MNCM News

"The two words ‘information’ and ‘communication’ are often used interchangeably, but they signify quite different things. Information is giving out; communication is getting through." -- Sydney J. Harris

Area’s Health Care is Most Expensive

By Jeff Kiger, Rochester Post Bulletin
June 18, 2015

The cost of health care in southeastern Minnesota was higher than in any other region in the state or even neighboring states in 2013.

The nonprofit MN Community Measurement released a new analysis of its Total Cost of Care report this week. Total Cost of Care, which was first released in December 2014, looked at the costs of 1.5 million patients at 1,052 clinics in Minnesota and border cities. It tracked patients covered by the four top insurers – Blue Cross & Blue Shield of Minnesota, HealthPartners, Medica and PreferredOne.

This week’s analysis compared costs for those patients treated in six Minnesota regions, Wisconsin, North Dakota and South Dakota. It also broke the numbers down by adult patients versus pediatric ones as well as in-patient care to out-patient costs this time.

While the latest report did not reveal any new findings, it adds to the very new pool of health cost data using this new standard measurement.

“This is just another step in sharing information that we thought might be useful,” said MNCM President Jim Chase.

The average monthly cost of care per patient in Minnesota is $435. That monthly cost spiked to $535 in the southeastern area.

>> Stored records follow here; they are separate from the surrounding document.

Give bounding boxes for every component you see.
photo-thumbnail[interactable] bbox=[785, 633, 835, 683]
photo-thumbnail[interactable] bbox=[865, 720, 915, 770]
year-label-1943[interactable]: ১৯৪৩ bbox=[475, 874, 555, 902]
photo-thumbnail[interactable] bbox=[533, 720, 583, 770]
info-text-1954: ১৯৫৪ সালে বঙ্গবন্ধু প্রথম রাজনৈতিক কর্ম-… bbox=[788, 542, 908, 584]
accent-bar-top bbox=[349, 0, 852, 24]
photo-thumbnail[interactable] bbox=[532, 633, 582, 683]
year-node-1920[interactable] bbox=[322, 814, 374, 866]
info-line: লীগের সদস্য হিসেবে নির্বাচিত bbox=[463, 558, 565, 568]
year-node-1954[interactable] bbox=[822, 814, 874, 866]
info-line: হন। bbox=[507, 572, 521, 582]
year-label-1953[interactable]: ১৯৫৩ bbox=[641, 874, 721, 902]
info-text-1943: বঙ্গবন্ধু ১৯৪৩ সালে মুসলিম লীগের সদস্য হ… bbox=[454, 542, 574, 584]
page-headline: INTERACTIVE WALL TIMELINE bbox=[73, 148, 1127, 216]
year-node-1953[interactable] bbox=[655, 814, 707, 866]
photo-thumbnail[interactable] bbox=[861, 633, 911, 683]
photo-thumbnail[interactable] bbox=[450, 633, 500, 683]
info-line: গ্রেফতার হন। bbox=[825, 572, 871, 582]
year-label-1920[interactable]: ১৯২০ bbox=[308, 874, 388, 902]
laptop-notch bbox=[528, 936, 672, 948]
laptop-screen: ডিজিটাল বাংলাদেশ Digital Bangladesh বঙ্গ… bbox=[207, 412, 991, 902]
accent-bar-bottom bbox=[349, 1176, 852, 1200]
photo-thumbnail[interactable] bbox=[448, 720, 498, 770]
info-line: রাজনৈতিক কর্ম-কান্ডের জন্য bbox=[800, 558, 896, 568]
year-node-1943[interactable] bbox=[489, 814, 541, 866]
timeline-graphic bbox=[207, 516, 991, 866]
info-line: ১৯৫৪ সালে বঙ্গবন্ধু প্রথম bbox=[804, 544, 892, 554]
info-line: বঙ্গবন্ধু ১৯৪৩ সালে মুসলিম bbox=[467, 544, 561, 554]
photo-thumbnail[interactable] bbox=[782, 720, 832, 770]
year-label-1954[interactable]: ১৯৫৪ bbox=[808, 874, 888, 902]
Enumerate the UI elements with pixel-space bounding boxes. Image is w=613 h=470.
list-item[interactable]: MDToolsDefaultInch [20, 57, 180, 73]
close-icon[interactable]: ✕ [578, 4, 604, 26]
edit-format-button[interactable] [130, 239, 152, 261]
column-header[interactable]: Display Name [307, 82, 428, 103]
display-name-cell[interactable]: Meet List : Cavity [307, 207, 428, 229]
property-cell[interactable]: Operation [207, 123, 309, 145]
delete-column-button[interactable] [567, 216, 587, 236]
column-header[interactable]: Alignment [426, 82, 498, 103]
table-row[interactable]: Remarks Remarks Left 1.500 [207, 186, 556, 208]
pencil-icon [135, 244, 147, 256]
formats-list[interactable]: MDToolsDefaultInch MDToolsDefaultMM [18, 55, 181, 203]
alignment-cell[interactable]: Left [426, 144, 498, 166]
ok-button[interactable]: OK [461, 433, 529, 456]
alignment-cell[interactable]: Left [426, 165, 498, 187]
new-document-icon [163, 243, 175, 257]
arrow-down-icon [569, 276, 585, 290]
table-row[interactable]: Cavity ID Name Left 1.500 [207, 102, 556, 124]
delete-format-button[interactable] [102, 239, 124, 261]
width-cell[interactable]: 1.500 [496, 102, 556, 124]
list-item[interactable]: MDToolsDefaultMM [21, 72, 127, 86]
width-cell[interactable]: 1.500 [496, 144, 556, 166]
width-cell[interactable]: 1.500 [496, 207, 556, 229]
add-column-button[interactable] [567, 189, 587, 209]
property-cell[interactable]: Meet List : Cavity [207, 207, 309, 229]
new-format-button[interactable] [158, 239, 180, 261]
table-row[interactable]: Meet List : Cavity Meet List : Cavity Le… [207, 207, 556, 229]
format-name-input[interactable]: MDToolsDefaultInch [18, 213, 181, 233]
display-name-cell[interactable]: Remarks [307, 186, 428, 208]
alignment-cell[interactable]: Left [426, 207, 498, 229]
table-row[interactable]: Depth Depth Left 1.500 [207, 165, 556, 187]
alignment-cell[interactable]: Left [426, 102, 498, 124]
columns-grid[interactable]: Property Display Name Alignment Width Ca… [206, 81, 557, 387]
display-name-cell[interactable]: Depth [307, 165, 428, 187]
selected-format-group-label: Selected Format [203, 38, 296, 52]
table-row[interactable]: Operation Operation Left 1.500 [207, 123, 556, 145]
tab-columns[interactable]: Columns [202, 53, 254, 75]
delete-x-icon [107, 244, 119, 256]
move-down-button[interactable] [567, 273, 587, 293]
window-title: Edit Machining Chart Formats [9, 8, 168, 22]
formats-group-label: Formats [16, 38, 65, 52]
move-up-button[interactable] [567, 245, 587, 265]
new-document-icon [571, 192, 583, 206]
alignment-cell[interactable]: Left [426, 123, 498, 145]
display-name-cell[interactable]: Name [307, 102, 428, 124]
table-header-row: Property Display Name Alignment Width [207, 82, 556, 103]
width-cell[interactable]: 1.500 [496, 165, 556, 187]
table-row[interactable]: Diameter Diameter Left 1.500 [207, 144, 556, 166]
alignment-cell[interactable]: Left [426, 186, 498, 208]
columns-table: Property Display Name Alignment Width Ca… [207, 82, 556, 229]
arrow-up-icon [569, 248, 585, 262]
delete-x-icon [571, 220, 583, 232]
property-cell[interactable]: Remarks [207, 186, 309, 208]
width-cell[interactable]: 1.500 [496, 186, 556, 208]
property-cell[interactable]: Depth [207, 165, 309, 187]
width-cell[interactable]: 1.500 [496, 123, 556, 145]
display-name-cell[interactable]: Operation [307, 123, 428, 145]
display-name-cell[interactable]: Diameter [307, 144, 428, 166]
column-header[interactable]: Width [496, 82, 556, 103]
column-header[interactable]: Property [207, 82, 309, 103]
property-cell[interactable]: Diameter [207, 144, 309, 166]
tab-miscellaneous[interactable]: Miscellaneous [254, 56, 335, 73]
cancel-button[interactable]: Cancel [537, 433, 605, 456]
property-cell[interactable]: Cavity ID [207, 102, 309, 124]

That’s not surprising with Mayo Clinic, the most expensive provider at $826 a month per patient, based in Rochester. Olmsted Medical Center’s not far behind, as it’s ranked as seventh most expensive out of 115 medical groups.

North Dakota came in with the lowest cost health care at $415 per patient per month, but the Twin Cities area was almost as low at $416. Northeast Minnesota was the second most expensive region at $497 per patient per month. Wisconsin was the third highest at $471.

Those totals are calculated as general costs for treating adult and pediatric patients, while factoring in “risk factors,” according to Chase. Mayo Clinic’s monthly adult patient cost is $972, and its pediatric patient cost is $425. OMC’s adult cost is $677, and its pediatric one is $223.

Both Mayo Clinic and OMC question the validity of how MNCM calculates the monthly patient figure, though they support the effort to create a standardized method to track health-care costs.

“Because Minnesota Community Measurement’s methodology has not changed from last year, we remain concerned that the report does not accurately reflect cost of care at a Destination Medical Center where the sickest, most complex patients are referred and treated,” stated Dr. John Wald, medical director for public affairs and marketing for Mayo Clinic.

Jeremy Salucka, OMC’s marketing and communication coordinator, agreed with Wald.

“It is important that patients and health-care consumers understand that the MN Community Measurement cost of care resource is not perfect and, at present, cannot present the ‘full picture’ of the complex calculations and factors involved in determining costs for individual patients,” he wrote in reaction to this week’s report.

Salucka added the 11,584 OMC’s patients used for this report accounted for just 15 percent of the total patients the hospital served in 2013.

“The science of cost measurement is still in its infancy and we are committed to engaging with Minnesota Community Measurement and other groups to create measures that are valid and meaningful to patients, health care providers and payers,” stated Mayo’s Wald.

Chase acknowledged the calculations might not be perfect but said they are much better than the industry’s previous hodgepodge of methods that couldn’t be used to compare “apples to apples.”

The methodology is endorsed by the National Quality Forum, and it is considered “the gold standard of health-care measurement,” he said. Four other states, including California and Colorado, are using this method and others, such as Wisconsin, are considering adopting it.

MNCM officials have met with medical groups, such as Mayo Clinic, to discuss the methodology since the first report came out in December.

“We’re very open to that discussion,” said Chase. “What we hope is that there’s mutual learning there.”

This regional study offers a snapshot of costs MNCM would like medical groups to use while looking at their own costs and possibly make some adjustments to improve price and quality.

Companies that provide insurance benefits might use this study to find a place with the best, but most economical health-care offerings to locate a facility, according to MNCM.

For patients, it provides a more complete picture of the price range of care that’s available, Chase said. Some patients in need of non-urgent procedures, such as knee replacements, might use it to find a nearby medical center with a better price point.

“But it isn’t about everyone going to North Dakota for the cheapest care. This just gives more perspective and more options for patients,” he said.

MNCM will be releasing its 2014 study in this fall, possibly by Labor Day.